Solicitor found in criminal contempt for “act of colossal stupidity”


Ocado: Vindicated

A senior City partner who told a client to “burn” a private messaging app after it was served with a search order has been found guilty of criminal contempt of court.

Mr Justice Adam Johnson described the conduct of Raymond McKeeve, at the time a partner at Jones Day, as a “spontaneous act of colossal stupidity”.

Mr McKeeve was acting for a company, Today Development Partners (TDP), set up by one of the founders of Ocado and that was trying to get Marks & Spencer’s grocery delivery business.

The high street giant went instead with Ocado, which then became aware of events behind the scenes and believed TDP had misappropriated its confidential information.

Ocado obtained a search of premises and preservation of evidence order. There is a substantial underlying claim and counterclaim.

Within minutes of being notified of the order, as it was being executed, Mr McKeeve instructed his client’s IT manager to “Burn it”. The manager then deleted or disabled various IT accounts including one known as the 3CX app, a private messaging system. As a result, any messages sent via 3CX were irretrievable.

Mr McKeeve subsequently apologised and referred himself to the Solicitors Regulation Authority.

Adam Johnson J considered his apology to be genuine but found: “Although he accepted that he had been guilty of a serious error of judgment, Mr McKeeve did not feel able to admit liability for contempt in any form… he exhibited an almost visceral reaction to the idea of it.

“Although conscious that he had done something wrong, Mr McKeeve could not quite bring himself to accept that what he had done wrong might amount to a contempt of court.”

This mindset “coloured parts of his evidence”, the judge went on. “At times I considered him to be unduly defensive and unwilling to accept the obvious… Thus, although I did not regard Mr McKeeve as a deliberately dishonest witness, I do not feel able to accept all the evidence he gave.

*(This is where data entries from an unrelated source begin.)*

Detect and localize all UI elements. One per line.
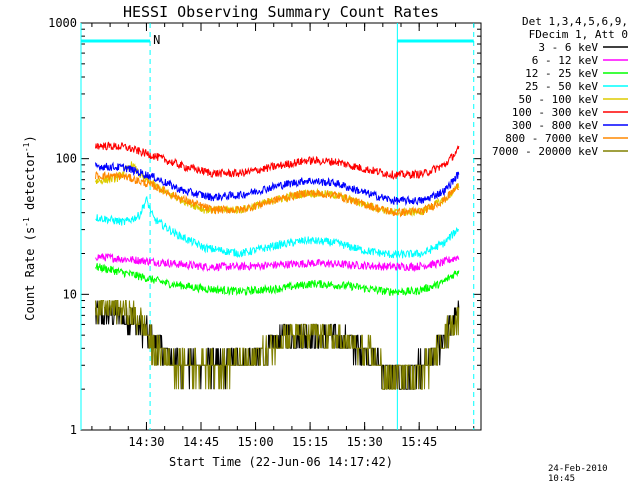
y-axis-label-sup2: -1 [22, 142, 31, 152]
series-6-line [95, 161, 460, 207]
x-axis-label: Start Time (22-Jun-06 14:17:42) [169, 455, 393, 469]
legend-label-4: 50 - 100 keV [519, 93, 599, 106]
legend-label-2: 12 - 25 keV [525, 67, 598, 80]
y-tick-label-1: 10 [63, 287, 77, 301]
chart-title: HESSI Observing Summary Count Rates [123, 3, 439, 21]
x-tick-label-5: 15:45 [401, 435, 437, 449]
legend-label-5: 100 - 300 keV [512, 106, 598, 119]
legend-label-6: 300 - 800 keV [512, 119, 598, 132]
y-tick-label-2: 100 [55, 152, 77, 166]
y-tick-label-0: 1 [70, 423, 77, 437]
x-tick-label-4: 15:30 [347, 435, 383, 449]
y-axis-label-part2: detector [23, 152, 37, 217]
series-3-line [95, 195, 460, 259]
legend-label-1: 6 - 12 keV [532, 54, 599, 67]
series-5-line [95, 141, 460, 180]
legend-label-7: 800 - 7000 keV [505, 132, 598, 145]
legend-label-8: 7000 - 20000 keV [492, 145, 598, 158]
annotation-0: N [153, 33, 160, 47]
plot-area: 1 10 100 1000 14:30 14:45 15:00 15:15 15:30 15:45… [48, 16, 482, 449]
series-2-line [95, 263, 460, 297]
legend-header-1: FDecim 1, Att 0 [529, 28, 628, 41]
legend-header-0: Det 1,3,4,5,6,9, [522, 15, 628, 28]
footer-timestamp: 24-Feb-2010 10:45 [548, 464, 608, 484]
legend: Det 1,3,4,5,6,9,FDecim 1, Att 03 - 6 keV… [492, 15, 628, 158]
legend-label-0: 3 - 6 keV [538, 41, 598, 54]
series-8-line [95, 300, 460, 390]
y-tick-label-3: 1000 [48, 16, 77, 30]
y-axis-label-part1: Count Rate (s [23, 227, 37, 321]
x-tick-label-3: 15:15 [292, 435, 328, 449]
x-tick-label-1: 14:45 [183, 435, 219, 449]
legend-label-3: 25 - 50 keV [525, 80, 598, 93]
series-1-line [95, 252, 460, 273]
y-axis-label-sup1: -1 [22, 217, 31, 227]
x-tick-label-0: 14:30 [128, 435, 164, 449]
x-tick-label-2: 15:00 [237, 435, 273, 449]
y-axis-label-part3: ) [23, 135, 37, 142]
series-7-line [95, 171, 459, 218]
y-axis-label: Count Rate (s-1 detector-1) [22, 135, 37, 320]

“In my judgment, his genuine sense of shame and embarrassment, perhaps taken together with the passage of time and the fact (which I accept) that the key events unfolded at high speed, have led to his recollection becoming distorted.”

Mr McKeeve’s case was that he had no idea what the search order related to or what in practice it meant but was “immediately concerned” about the fact the name of his wife – the at the time newly elected Brexit Party MEP Belinda de Luce – had been used on 3CX as an alias for a senior Ocado employee who had helped TDP and was on gardening leave ahead of joining it.

“My gut reaction was to try to protect Belinda and my sole concern was to avoid having my wife dragged into a potentially embarrassing, high-profile investigation, where her name had been used without her consent and without her knowledge,” he said in earlier proceedings.

Mr Justice Marcus Smith originally held that there was not a prima facie case to commit Mr McKeeve, a decision overturned by the Court of Appeal last year.

Adam Johnson J found him guilty on one of the four grounds put forward, namely that he intentionally interfered with the due administration of justice by intentionally causing the destruction of documentary material on an electronic data storage device as defined by the search order.

He rejected the argument that Mr McKeeve did not intend to interfere with the administration of justice because he did not intend to interfere with the ultimate resolution of the underlying dispute, thinking there was nothing relevant on the app.

“To my mind, however, this relies on too narrow a conception of what is meant by the due administration of justice,” Adam Johnson J said.

“It not only encompasses the eventual outcome of a dispute or trial being compromised. It also encompasses the principle that the purpose of interlocutory orders made by the court pending trial should not be undermined.”

The judge described as “implausible” the idea that Mr McKeeve was party to a pre-arranged plan to delete the 3CX app in such circumstances.

“Involvement in such a conspiracy would have involved an enormous risk for Mr McKeeve, an experienced and successful solicitor.

“It is difficult to see what motive Mr McKeeve would have had to assume such a level of risk for a sole client, when he had a thriving practice as a finance specialist which plainly motivated him and which he was proud of.”

The judge accepted that “a concern over his wife’s position was a motivating factor for him at the time”, reflecting a “wider sense of frustration” Mr McKeeve felt about his clients’ “irresponsible behaviour” as well as “a sense of frustration and annoyance at himself for having permitted the line between his personal and professional lives to have become blurred”.

Adam Johnson J went on: “He saw this mix of factors presenting a potential source of embarrassment to his wife and possibly to himself.

“Mr McKeeve is a direct and forceful man and he wanted to do something about it. His solution, which I accept was arrived at impulsively, was to get rid of the 3CX App…

“His act was not inspired by a conspiracy; instead, as it seems to me, it was Mr McKeeve’s own spontaneous act of colossal stupidity.”

But motive was different from intention, the judge stressed, and he was satisfied that the solicitor’s intention was to take steps to put the 3CX app out of reach to those conducting the search permitted by the order.

The judge adjourned consideration of the sanction and costs.

An Ocado spokesman said: “We felt compelled to bring this solicitor’s conduct to the attention of the court as it was the right thing to do. Ocado has been vindicated in its decision to do so.

“We welcome the judgment but take no joy in it. It is regrettable that a solicitor failed in his duty to uphold the administration of justice and was found to be in criminal contempt of court.”